For a spirit of whoredom has led them astray,
and they have left their God to play the whore.
They sacrifice on the tops of the mountains
and burn offerings on the hills,
under oak, poplar, and terebinth,
because their shade is good.
- Hosea 4:12-13. ESV
My son, Jeremiah, loved Chinese food but hated going to the Chinese buffet. More specifically, he hated walking past the statue of Buddha behind the cash register. I asked him what was wrong. He replied, "That's an idol, Daddy. I don't want to be tempted to worship it."
My guess is that you're not seriously tempted to pause and pay homage to Buddha at your local Chinese restaurant. But does that mean that you're free from the temptation to idolatry? Was Jeremiah only faced with the reality of idolatry at the Chinese buffet, or did he also face it when his sister wanted to play with his Legos?
In Hosea 4, God condemns His people for inquiring of a piece of wood and for sacrificing on the tops of mountains. I don't think we're seriously contemplating doing either of those things anytime soon, but does that make us innocent of idolatry? No, of course not! So, what does idolatry look like today for us?
At its heart, idolatry is a question of worship, and worship is a matter of faith. In other words. who do you trust? Whose promises are you believing? In America, we tend to believe in success and to put a lot of faith in the economy and the American Dream. Most parents say they just want their kids to be happy and successful. We think happiness comes from success, and we think happiness is the most important thing to have.
Idolatry isn't just a matter of trusting false promises and putting your hopes in the wrong things. All idols require sacrifices of some kind to attain the things they promise: Work hard, do well in school, get a good job, spend extra hours in the office, neglect your family, compromise your integrity, cut some corners, spread some gossip, hurt someone's feelings, and generally do whatever it takes to satisfy the demands of the idol and get what it's promising.

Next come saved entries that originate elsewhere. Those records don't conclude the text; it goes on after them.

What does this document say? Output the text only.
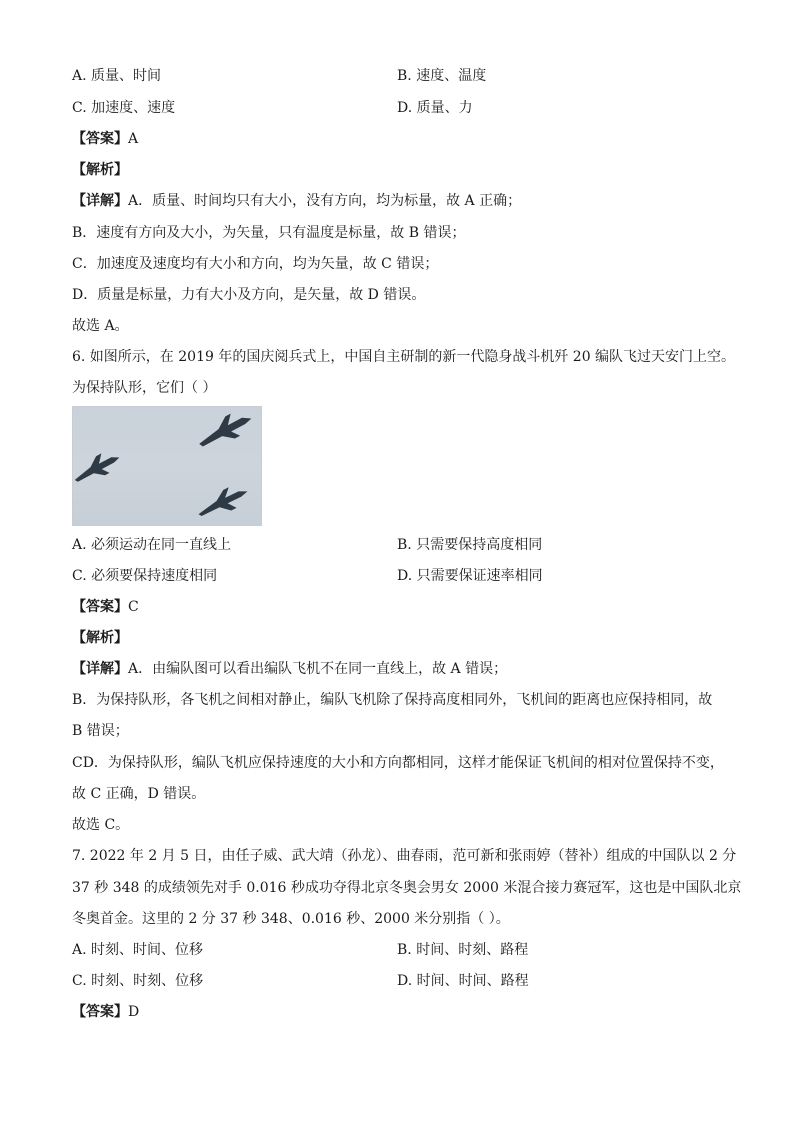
A. 质量、时间	B. 速度、温度
C. 加速度、速度	D. 质量、力
【答案】A
【解析】
【详解】A．质量、时间均只有大小，没有方向，均为标量，故 A 正确；
B．速度有方向及大小，为矢量，只有温度是标量，故 B 错误；
C．加速度及速度均有大小和方向，均为矢量，故 C 错误；
D．质量是标量，力有大小及方向，是矢量，故 D 错误。
故选 A。
6. 如图所示，在 2019 年的国庆阅兵式上，中国自主研制的新一代隐身战斗机歼 20 编队飞过天安门上空。
为保持队形，它们（ ）
A. 必须运动在同一直线上	B. 只需要保持高度相同
C. 必须要保持速度相同	D. 只需要保证速率相同
【答案】C
【解析】
【详解】A．由编队图可以看出编队飞机不在同一直线上，故 A 错误；
B．为保持队形，各飞机之间相对静止，编队飞机除了保持高度相同外，飞机间的距离也应保持相同，故
B 错误；
CD．为保持队形，编队飞机应保持速度的大小和方向都相同，这样才能保证飞机间的相对位置保持不变，
故 C 正确，D 错误。
故选 C。
7. 2022 年 2 月 5 日，由任子威、武大靖（孙龙）、曲春雨，范可新和张雨婷（替补）组成的中国队以 2 分
37 秒 348 的成绩领先对手 0.016 秒成功夺得北京冬奥会男女 2000 米混合接力赛冠军，这也是中国队北京
冬奥首金。这里的 2 分 37 秒 348、0.016 秒、2000 米分别指（ ）。
A. 时刻、时间、位移	B. 时间、时刻、路程
C. 时刻、时刻、位移	D. 时间、时间、路程
【答案】D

Two sad realities accompany this idolatry: As you give yourself to an idol, it demands more and more and gives you back less and less. At first, the idol seems to be keeping its promises, but before long you're trapped and feeling cheated.
Also, if you're a believer, you end up dragging God into your idolatry in some way. Hosea 4:15 tells us that the people of Israel would swear "As the Lord lives," even as they engaged in idolatry. How often has American Christianity acted like Jesus and the American Dream are two sides of the same coin? It's not just prosperity preachers on TV, but even "good" evangelicals can be led to subtly believe that, if I'm obedient and I trust God, I'll be successful. We can even quote Bible verses to prop up our idolatry.
Whatever outward form our idolatry takes, the heart of it is an abomination to God. It is a stubborn refusal to trust God, submit to God, and follow God. Instead, we turn aside to the promises and guidance of others. Our hearts are so given to this foolishness, we need to return to the Lord in repentance again and again. Thankfully, He is always ready to forgive, renew, and restore us.